Mayo Clinic Arizona, Phoenix, AZ, USA.
University of Pittsburgh School of Medicine, Pittsburgh, PA, USA.
Mod Pathol. 2022 Jan;35(1):60-68. doi: 10.1038/s41379-021-00938-z. Epub 2021 Oct 2.
Follicular lymphomas with plasmacytic differentiation (FL-PCD) include two major subtypes: one with predominantly interfollicular PCD that usually harbors a BCL2 rearrangement (BCL2-R), and a second that has predominantly intrafollicular PCD and the frequent absence of a BCL2-R. It is proposed that these latter cases share some features with marginal zone lymphomas (MZL). To further explore this hypothesis in an expanded cohort of FL-PCD, a clinicopathologic investigation of 25 such cases was undertaken including an analysis of their mutational landscape. The 10 interfollicular FL-PCDs exhibited typical intrafollicular centrocytes/centroblasts (90%), CD10 expression (90%), full PCD including expression of CD138 by the plasma cells (PC) (100%), and PCs with class-switched immunoglobulin heavy chains (70%). These cases were BCL2-R positive (100%), BCL6-R positive in 30%, lacked extra BCL2 copies, and only 22% had extra copies of BCL6. Similar to classic FLs, 80% of interfollicular FL-PCDs harbored mutations in epigenetic regulators KMT2D (70%), CREBBP (40%), and/or EZH2 (30%). In contrast, only 45% of 11 intrafollicular FL-PCDs demonstrated typical intrafollicular centrocytes/centroblasts, 55% were CD10(-), 80% contained IgM+ PCs, and only 27% harbored BCL2-Rs. BCL6-Rs were identified in 27% of intrafollicular FL-PCD, while 60% showed extra copies of BCL2 and 50% extra copies of BCL6, consistent with complete or partial trisomies of chromosomes 18 and 3, respectively. Only 54% of intrafollicular FL-PCDs showed mutations in epigenetic regulators. Both subtypes showed mutational differences compared to classic FL, but only the interfollicular subtype showed differences from what is reported for nodal MZL. Four additional cases showed mixed intra- and interfollicular PCD. These results suggest that FL-PCD has some distinctive features and supports the existence of two major subtypes. The interfollicular PCD subtype shares many features with classic FL. The intrafollicular FL-PCDs are more heterogeneous, have differences from classic FL, and have a greater morphologic, immunophenotypic, and genetic overlap with MZL.
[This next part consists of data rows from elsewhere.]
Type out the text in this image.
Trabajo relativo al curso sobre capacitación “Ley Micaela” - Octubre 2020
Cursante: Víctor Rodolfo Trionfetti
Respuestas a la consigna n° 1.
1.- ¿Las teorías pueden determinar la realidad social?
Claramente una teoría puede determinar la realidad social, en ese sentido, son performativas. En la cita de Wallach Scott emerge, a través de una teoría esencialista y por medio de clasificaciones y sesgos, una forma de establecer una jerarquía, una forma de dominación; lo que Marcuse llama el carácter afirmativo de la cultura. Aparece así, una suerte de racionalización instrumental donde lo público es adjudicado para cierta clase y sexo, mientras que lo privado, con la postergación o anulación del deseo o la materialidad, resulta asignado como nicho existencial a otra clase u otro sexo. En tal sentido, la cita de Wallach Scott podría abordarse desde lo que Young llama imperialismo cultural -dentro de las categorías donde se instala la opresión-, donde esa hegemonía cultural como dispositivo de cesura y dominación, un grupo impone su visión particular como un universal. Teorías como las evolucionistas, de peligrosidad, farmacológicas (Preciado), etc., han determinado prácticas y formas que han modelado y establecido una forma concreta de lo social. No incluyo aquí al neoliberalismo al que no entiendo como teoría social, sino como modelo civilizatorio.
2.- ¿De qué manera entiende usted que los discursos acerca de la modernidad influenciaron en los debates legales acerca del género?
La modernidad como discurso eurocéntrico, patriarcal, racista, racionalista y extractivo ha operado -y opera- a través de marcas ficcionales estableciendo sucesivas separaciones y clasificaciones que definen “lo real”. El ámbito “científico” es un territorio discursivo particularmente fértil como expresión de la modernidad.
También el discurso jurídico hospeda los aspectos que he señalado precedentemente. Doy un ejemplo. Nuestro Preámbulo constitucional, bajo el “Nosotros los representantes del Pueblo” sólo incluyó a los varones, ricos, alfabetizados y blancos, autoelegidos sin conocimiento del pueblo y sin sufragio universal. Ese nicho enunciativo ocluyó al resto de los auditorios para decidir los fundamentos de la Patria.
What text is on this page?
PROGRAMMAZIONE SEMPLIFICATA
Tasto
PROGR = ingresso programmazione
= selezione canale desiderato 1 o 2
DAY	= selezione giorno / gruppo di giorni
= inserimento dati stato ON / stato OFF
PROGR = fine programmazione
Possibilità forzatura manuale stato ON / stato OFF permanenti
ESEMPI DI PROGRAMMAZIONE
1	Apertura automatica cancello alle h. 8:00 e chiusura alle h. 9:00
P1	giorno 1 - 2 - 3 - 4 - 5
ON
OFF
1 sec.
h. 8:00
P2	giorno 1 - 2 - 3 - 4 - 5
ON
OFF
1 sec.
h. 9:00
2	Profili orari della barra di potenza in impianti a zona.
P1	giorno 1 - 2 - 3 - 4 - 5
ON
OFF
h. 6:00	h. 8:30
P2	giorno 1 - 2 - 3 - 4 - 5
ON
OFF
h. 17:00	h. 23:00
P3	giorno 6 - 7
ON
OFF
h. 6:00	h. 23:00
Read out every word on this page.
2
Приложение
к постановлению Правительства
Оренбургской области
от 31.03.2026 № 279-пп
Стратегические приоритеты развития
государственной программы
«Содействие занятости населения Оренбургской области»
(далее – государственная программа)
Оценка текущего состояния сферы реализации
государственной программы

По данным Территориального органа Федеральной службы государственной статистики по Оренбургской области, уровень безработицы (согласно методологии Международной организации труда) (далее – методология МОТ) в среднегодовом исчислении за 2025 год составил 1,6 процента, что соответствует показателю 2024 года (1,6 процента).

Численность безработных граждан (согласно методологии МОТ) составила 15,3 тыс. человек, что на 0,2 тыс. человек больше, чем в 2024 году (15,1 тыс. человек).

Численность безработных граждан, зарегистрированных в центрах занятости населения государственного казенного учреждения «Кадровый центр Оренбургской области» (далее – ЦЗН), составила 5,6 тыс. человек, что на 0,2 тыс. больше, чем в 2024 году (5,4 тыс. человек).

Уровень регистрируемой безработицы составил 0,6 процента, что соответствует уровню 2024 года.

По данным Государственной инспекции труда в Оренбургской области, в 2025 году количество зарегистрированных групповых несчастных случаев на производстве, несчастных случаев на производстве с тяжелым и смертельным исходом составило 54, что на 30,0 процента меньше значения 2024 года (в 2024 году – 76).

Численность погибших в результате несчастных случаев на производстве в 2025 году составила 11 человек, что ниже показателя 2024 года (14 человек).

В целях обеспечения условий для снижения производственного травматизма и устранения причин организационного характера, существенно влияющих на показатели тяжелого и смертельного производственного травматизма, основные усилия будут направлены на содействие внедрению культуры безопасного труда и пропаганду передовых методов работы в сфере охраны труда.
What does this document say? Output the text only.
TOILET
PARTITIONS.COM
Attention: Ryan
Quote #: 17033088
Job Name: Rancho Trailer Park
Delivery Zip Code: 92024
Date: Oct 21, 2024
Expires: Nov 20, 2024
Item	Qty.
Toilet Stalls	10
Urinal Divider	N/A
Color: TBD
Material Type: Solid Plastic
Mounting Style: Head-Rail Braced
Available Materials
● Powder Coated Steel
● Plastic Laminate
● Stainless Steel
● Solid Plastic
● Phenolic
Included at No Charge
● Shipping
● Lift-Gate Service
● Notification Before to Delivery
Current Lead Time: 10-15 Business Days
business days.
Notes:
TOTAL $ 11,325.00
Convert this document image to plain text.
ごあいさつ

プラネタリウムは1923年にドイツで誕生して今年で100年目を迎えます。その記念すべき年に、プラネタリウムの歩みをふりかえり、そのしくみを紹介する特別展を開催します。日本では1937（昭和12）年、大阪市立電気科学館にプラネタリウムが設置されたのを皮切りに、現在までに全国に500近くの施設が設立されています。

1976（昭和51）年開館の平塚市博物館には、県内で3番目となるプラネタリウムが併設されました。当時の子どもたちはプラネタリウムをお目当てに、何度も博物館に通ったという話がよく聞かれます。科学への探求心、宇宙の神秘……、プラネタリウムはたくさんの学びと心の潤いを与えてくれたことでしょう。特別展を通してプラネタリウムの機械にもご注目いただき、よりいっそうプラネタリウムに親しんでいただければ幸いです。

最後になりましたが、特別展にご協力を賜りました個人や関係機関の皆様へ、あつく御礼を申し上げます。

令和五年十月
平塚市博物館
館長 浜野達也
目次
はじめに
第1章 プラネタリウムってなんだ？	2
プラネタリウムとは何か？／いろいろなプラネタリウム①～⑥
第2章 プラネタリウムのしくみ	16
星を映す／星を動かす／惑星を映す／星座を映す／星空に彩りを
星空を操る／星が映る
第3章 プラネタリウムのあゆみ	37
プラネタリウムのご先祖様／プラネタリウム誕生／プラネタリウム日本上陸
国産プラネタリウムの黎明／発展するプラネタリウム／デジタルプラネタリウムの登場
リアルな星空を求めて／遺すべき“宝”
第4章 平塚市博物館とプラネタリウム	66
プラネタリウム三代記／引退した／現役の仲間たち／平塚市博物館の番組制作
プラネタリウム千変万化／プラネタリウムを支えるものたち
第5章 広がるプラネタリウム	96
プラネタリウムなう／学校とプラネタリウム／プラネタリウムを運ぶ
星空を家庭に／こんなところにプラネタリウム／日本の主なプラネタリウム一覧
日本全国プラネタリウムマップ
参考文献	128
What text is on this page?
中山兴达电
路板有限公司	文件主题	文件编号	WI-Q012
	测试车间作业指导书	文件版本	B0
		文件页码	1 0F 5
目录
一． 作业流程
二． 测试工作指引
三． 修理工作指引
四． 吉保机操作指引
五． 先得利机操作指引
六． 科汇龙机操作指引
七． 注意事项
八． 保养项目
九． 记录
滤泡性淋巴瘤伴浆细胞分化(FL-PCD)包括两个主要亚型:一个主要为滤泡间浆细胞分化,通常具有 BCL2 重排(BCL2-R),另一个主要为滤泡内浆细胞分化,且常缺乏 BCL2-R。有人提出,这些病例与边缘区淋巴瘤(MZL)有一些共同特征。为了在更大的 FL-PCD 队列中进一步探索这一假说,对 25 例此类病例进行了临床病理研究,包括对其突变情况的分析。10 例滤泡间 FL-PCD 表现为典型的滤泡内中心细胞/中心母细胞(90%)、CD10 表达(90%)、完全浆细胞分化,包括浆细胞表达 CD138(100%),且具有类别转换的免疫球蛋白重链(70%)。这些病例均为 BCL2-R 阳性(100%),BCL6-R 阳性占 30%,无额外的 BCL2 拷贝,仅 22%有额外的 BCL6 拷贝。与经典的 FL 相似,80%的滤泡间 FL-PCD 存在表观遗传调节因子 KMT2D(70%)、CREBBP(40%)和/或 EZH2(30%)的突变。相比之下,11 例滤泡内 FL-PCD 中仅有 45%表现为典型的滤泡内中心细胞/中心母细胞,55%为 CD10(-),80%含有 IgM+浆细胞,仅 27%存在 BCL2-R。27%的滤泡内 FL-PCD 存在 BCL6-R,而 60%显示 BCL2 的额外拷贝,50%显示 BCL6 的额外拷贝,分别与染色体 18 和 3 的完全或部分三体相一致。只有 54%的滤泡内 FL-PCD 存在表观遗传调节因子的突变。这两种亚型与经典 FL 相比都有突变差异,但只有滤泡间亚型与结内 MZL 报道的不同。另外 4 例表现为混合的滤泡内和滤泡间浆细胞分化。这些结果提示 FL-PCD 具有一些独特的特征,并支持存在两个主要亚型。滤泡间 PCD 亚型与经典 FL 有许多共同特征。滤泡内的 FL-PCD 则更加异质性,与经典 FL 有差异,与 MZL 在形态学、免疫表型和遗传学上有更大的重叠。